ちなみに、OS面では、タブレットやフォルダブル向けの「Android 12L」が登場。画面下部の「タスクバー」と呼ばれる欄にアプリアイコンが小さく表示されるようになりました。こうした視点で、2022年はフォルダブルスマホの操作性に少し変化があったタイミングでもありました。
5. 耐水性能を備えた「ROG Phone 6」
ゲーミングに特化した端末としては、10月に発売されたASUSの「ROG Phone 6/6 Pro」に注目です。同シリーズは、横持ちした際の上側の側面(縦持ちした際には右側側面)に超音波式のタッチセンサーが備わっており、タッチ操作を割り当てることができるのが特徴。「L」「R」ボタンを押すような感覚で複数の操作が使えます。
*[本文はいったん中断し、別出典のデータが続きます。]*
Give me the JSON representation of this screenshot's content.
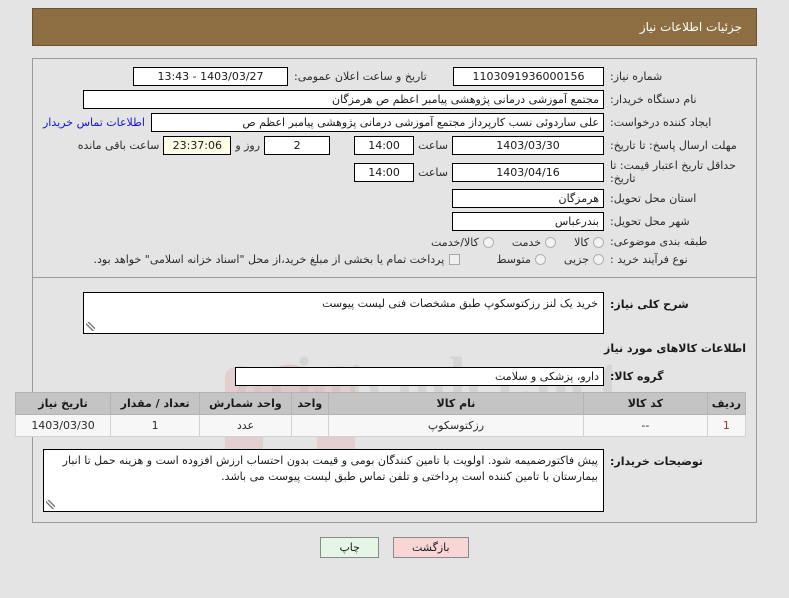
{
  "header": {
    "title": "جزئیات اطلاعات نیاز"
  },
  "watermark": {
    "text": "ariatender.net"
  },
  "top_form": {
    "need_number_label": "شماره نیاز:",
    "need_number_value": "1103091936000156",
    "public_announce_label": "تاریخ و ساعت اعلان عمومی:",
    "public_announce_value": "1403/03/27 - 13:43",
    "buyer_org_label": "نام دستگاه خریدار:",
    "buyer_org_value": "مجتمع آموزشی درمانی پژوهشی پیامبر اعظم ص  هرمزگان",
    "requester_label": "ایجاد کننده درخواست:",
    "requester_value": "علی ساردوئی نسب کارپرداز مجتمع آموزشی درمانی پژوهشی پیامبر اعظم ص",
    "contact_link": "اطلاعات تماس خریدار",
    "reply_deadline_label": "مهلت ارسال پاسخ: تا تاریخ:",
    "reply_deadline_date": "1403/03/30",
    "reply_deadline_time": "14:00",
    "hour_word": "ساعت",
    "remaining_days": "2",
    "remaining_days_sep": "روز و",
    "remaining_countdown": "23:37:06",
    "remaining_suffix": "ساعت باقی مانده",
    "price_validity_label": "حداقل تاریخ اعتبار قیمت: تا تاریخ:",
    "price_validity_date": "1403/04/16",
    "price_validity_time": "14:00",
    "province_label": "استان محل تحویل:",
    "province_value": "هرمزگان",
    "city_label": "شهر محل تحویل:",
    "city_value": "بندرعباس",
    "subject_class_label": "طبقه بندی موضوعی:",
    "subject_class_options": [
      "کالا",
      "خدمت",
      "کالا/خدمت"
    ],
    "purchase_type_label": "نوع فرآیند خرید :",
    "purchase_type_options": [
      "جزیی",
      "متوسط"
    ],
    "treasury_checkbox_label": "پرداخت تمام یا بخشی از مبلغ خرید،از محل \"اسناد خزانه اسلامی\" خواهد بود."
  },
  "description": {
    "label": "شرح کلی نیاز:",
    "value": "خرید یک لنز رزکتوسکوپ طبق مشخصات فنی  لیست  پیوست"
  },
  "goods_section": {
    "title": "اطلاعات کالاهای مورد نیاز",
    "group_label": "گروه کالا:",
    "group_value": "دارو، پزشکی و سلامت",
    "columns": [
      "ردیف",
      "کد کالا",
      "نام کالا",
      "واحد",
      "واحد شمارش",
      "تعداد / مقدار",
      "تاریخ نیاز"
    ],
    "rows": [
      {
        "row_no": "1",
        "code": "--",
        "name": "رزکتوسکوپ",
        "unit_blank": "",
        "count_unit": "عدد",
        "quantity": "1",
        "need_date": "1403/03/30"
      }
    ]
  },
  "buyer_notes": {
    "label": "توضیحات خریدار:",
    "value": "پیش فاکتورضمیمه شود. اولویت با تامین کنندگان بومی و قیمت بدون احتساب ارزش افزوده است و هزینه حمل تا انبار بیمارستان با  تامین کننده است پرداختی و تلفن تماس طبق لیست پیوست می باشد."
  },
  "footer": {
    "print_label": "چاپ",
    "back_label": "بازگشت"
  },
  "colors": {
    "header_bg": "#8d6e43",
    "link": "#1414d2",
    "print_btn": "#e6f6e6",
    "back_btn": "#f9d6d6",
    "countdown_bg": "#fdfde8",
    "table_header_bg": "#c4c4c4"
  }
}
そして同機で特筆すべきは、排熱性が重視されるゲーミングスマホでありながらも、IPX4の耐水性能を備えたこと。これによって普段使いの安心感が増したことは見逃せません。
特に予算を抑えつつゲーミングを楽しみたい人が注目すべきなのは、下位のROG Phone 6。こちらも画面のリフレッシュレートは165Hz対応、応答速度は1ms、HDR10+対応で上位と差はありません。仕様によほどのこだわりがなければ、こちらで十分満足できるでしょう。冷却装置や、コントローラー、ワイヤレスイヤホンなど、周辺機器も充実しています。
* * *
物価高のご時世で、なかなかハイエンドの端末に手が伸びにくいタイミングではありますが、こんな尖った端末ならば、ついつい食指が動くかもしれませんね。